(ou onde se depara com outro tipo de emigração)
No Sábado, enfiei-me com
os miúdos no carro a caminho da cidade do Luxemburgo. Estava tudo em alvoroço
para ir buscar a avódrasta ao aeroporto. Quer dizer, a alegria deles prendia-se
com a chegada da avó, a minha com a chegada das farinheiras. Vai tudo dar ao
mesmo, certo?
Desde que descobri que o
caminho pela autoestrada tem mais 50 quilómetros, vou pelas estradas nacionais.
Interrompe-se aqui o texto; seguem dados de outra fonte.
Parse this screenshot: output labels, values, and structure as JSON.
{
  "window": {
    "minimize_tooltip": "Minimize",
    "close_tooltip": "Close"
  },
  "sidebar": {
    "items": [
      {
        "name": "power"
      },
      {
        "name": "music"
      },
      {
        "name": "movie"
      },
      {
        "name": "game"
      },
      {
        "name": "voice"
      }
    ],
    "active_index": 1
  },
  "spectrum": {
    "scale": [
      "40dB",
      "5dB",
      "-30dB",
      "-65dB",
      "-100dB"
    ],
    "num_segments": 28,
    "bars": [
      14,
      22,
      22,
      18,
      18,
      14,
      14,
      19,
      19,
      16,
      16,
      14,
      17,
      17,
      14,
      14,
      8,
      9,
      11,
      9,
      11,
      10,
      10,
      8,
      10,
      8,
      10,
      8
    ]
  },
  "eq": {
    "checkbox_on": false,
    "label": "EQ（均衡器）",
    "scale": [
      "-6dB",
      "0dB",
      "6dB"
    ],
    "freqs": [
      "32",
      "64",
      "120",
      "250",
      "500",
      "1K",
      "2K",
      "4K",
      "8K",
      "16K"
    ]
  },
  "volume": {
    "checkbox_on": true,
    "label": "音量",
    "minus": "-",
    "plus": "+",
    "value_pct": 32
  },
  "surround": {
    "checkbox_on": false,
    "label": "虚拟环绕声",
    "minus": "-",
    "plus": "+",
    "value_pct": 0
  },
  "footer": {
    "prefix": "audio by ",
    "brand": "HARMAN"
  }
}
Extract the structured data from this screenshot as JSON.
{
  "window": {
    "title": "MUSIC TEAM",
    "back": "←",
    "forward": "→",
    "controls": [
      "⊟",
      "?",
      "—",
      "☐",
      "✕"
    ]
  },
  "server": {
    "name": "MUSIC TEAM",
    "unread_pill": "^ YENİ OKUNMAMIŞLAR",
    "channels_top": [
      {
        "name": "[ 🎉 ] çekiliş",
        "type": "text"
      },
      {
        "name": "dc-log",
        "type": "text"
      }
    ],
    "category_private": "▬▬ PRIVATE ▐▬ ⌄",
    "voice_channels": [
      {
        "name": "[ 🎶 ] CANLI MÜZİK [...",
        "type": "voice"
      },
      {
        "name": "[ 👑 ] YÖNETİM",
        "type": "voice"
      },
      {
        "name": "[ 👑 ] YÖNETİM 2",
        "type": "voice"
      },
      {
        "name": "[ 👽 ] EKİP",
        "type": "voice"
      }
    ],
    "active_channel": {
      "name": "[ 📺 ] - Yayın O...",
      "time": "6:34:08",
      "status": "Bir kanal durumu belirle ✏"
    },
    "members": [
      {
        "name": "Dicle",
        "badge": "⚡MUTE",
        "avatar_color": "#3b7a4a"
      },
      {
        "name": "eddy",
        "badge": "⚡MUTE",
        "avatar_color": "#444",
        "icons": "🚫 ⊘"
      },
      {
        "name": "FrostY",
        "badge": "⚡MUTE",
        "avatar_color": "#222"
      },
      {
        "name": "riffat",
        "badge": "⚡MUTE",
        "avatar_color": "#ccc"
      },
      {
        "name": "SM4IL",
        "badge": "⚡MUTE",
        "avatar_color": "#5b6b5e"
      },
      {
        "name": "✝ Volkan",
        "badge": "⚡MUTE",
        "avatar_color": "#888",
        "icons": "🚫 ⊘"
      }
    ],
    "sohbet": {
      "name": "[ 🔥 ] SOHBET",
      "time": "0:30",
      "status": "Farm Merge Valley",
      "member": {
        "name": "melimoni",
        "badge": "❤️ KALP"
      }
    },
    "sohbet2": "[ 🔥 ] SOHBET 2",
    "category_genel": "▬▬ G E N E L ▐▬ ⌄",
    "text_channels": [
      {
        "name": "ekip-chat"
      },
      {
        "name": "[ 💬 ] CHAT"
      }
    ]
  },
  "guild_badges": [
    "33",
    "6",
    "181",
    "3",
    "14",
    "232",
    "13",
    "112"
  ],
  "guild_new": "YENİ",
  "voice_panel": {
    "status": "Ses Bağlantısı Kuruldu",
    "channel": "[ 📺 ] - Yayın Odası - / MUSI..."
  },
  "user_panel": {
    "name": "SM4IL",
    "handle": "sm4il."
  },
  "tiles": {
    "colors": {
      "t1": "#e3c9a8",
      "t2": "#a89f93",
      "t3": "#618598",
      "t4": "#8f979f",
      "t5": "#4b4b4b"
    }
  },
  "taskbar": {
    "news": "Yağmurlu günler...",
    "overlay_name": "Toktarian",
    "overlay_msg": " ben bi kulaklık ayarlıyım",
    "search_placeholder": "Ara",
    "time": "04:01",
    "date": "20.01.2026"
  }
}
Demoro o mesmo tempo, mas sinto-me mais ecológica. Estávamos quase a chegar, a
passar por uns túneis que odeio porque parece que estamos a ser sugados por um
buraco negro, quando toca o telemóvel. Estiquei o braço para o agarrar e passar
ao Diogo, convencida de que era a avó a avisar que já tinha aterrado. E vai de
bater com o pneu traseiro no lancil. Nada de especial, até porque não ia
depressa. No Luxemburgo é impossível, os limites de velocidade estão sempre a
mudar e dão com uma pessoa em doida. Seguimos caminho, túnel afora, mas
ouvia-se um “tac-tac-tac” plástico insistente. Quando pude, abrandei e parei na
berma da estrada, para ver o que se passava. Era o tampão partido que estava a
bater no chassis. Tiro o tampão, verifico toda contente que o carro não tinha
uma única beliscadura e preparo-me para arrancar. Nada. A caixa de velocidades
tinha bloqueado. A única mudança que dava para pôr era a 5ª. Comecei a ver a
vida a andar para trás. Estava parada na berma de uma via rápida, atrás do
sol-posto, sem assistência em viagem. A malta habitua-se a saltar de país em
país e esquece-se de que são efectivamente outros
países. Já lá vai o tempo em que os rapazes batiam palmas sempre que
passávamos uma fronteira. A suar em bica, decido que tínhamos de sair dali em
5ª. E saímos, não me perguntem como.
O Diogo procurou na Net a
morada da garagem mais perto do aeroporto do Luxemburgo e pô-la no GPS.
Faltavam uns bons quilómetros para lá chegar, mas decidi arriscar. É de referir
que este aeroporto é tipo a Casal Ribeiro, mas em grande. Não muito grande. E
fica no meio de uma zona industrial que, aos fins-de-semana, está quase deserta.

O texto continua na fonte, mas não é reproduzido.